It’ll be cryptographic chain-of-trust based, with it sending a fingerprint, probably encrypted/signed with a per device key stored in something like a TPM, to the attestor, who will say if the fingerprint is valid or not.
They’ll inevitably only attest to the state of apps running under this full chain - so full secure boot, no unsigned drivers, only signed/approved apps - probably with a requirement to be installed via the platform’s App Store.
No one will be attesting for Linux because there’s no chain of trust and no control over what runs.
It’s a recipe for eliminating user choice and freedoms.
The current spec has a holdback mechanism. It actually gets implemented, I don’t expect that holdback mechanism to actually be part of the final implementation - because it makes the whole idea useless.
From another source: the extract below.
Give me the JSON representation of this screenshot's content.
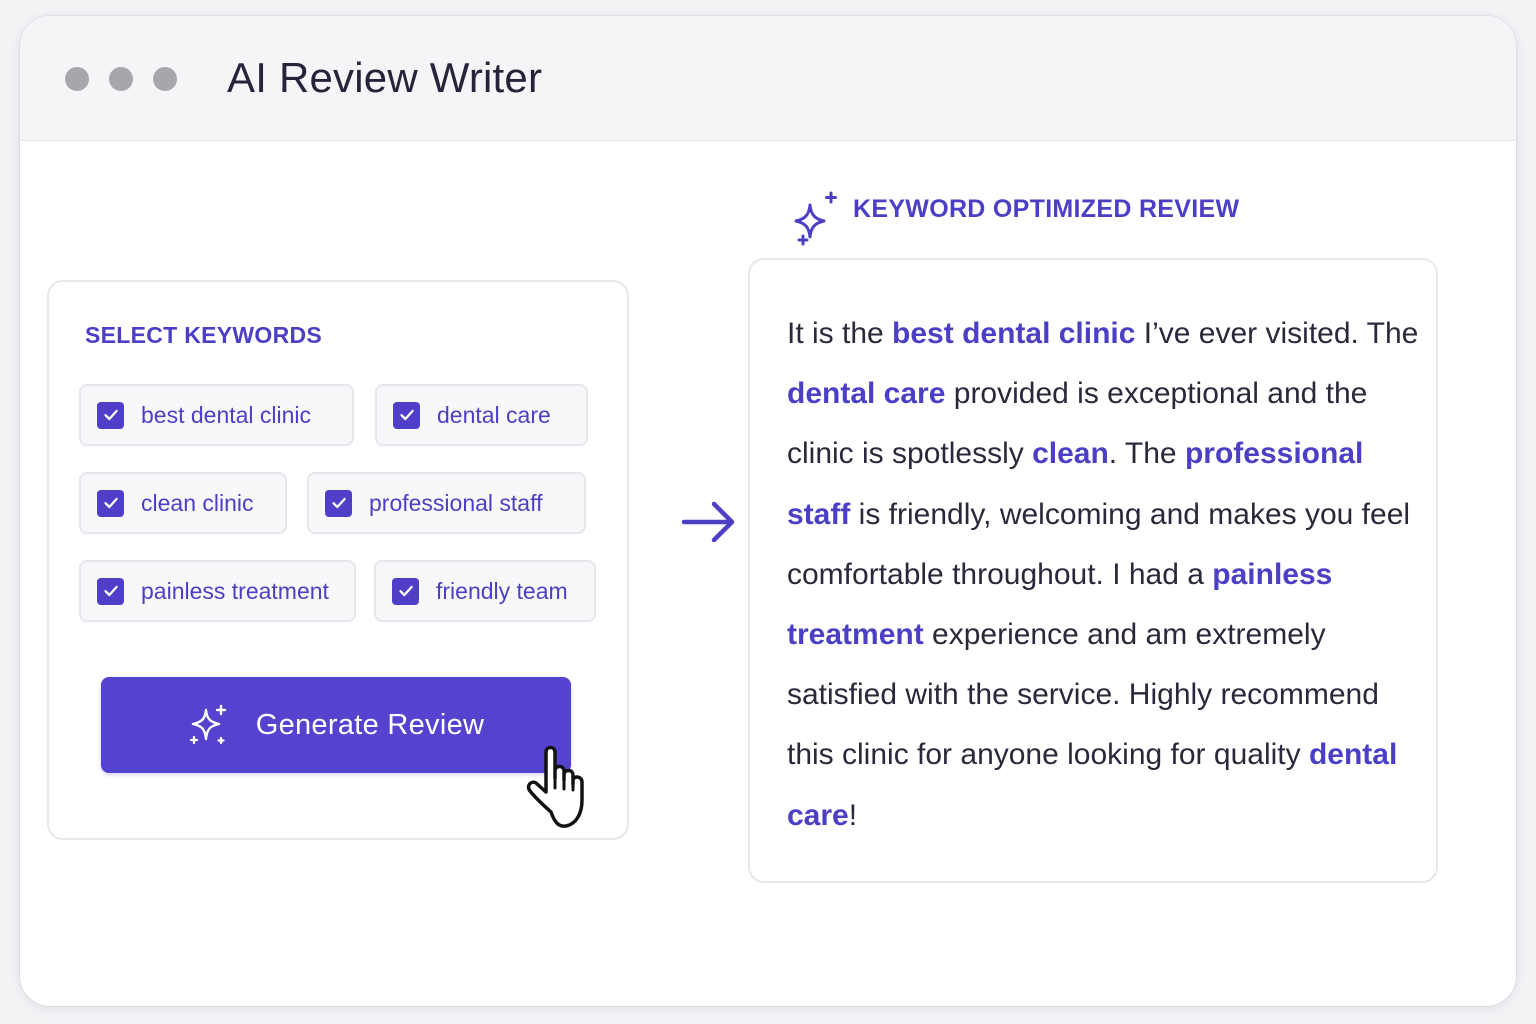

It's unbelievably frustrating to see Google saying "oh, we wouldn't abuse this, trust us, you just have to meet the requirements (that we conveniently haven't specified)" -- frustrating because we know what attestation and chain-of-trust looks like for Google and it's already abused today, and there's zero reason to believe this is going to be different.
Telling us that they're not going to abuse us or limit user freedom while they're actively holding back user freedom. But we're supposed to just not look at that. There are so many examples of Google abusing gatekeeper status, we went through this with Widevine. But even if we ignore all the past abuses (not that Widevine is a past abuse, as far as I know it's still not available today in a generally accessible form for new browsers) -- even if we ignore all of that we still have Play Integrity on Android today, currently, that is currently being abused.
We're supposed to not only ignore the past, we're also supposed to ignore the present and to ignore Google's current attestation policies on Android and just assume that Google still has good intentions here.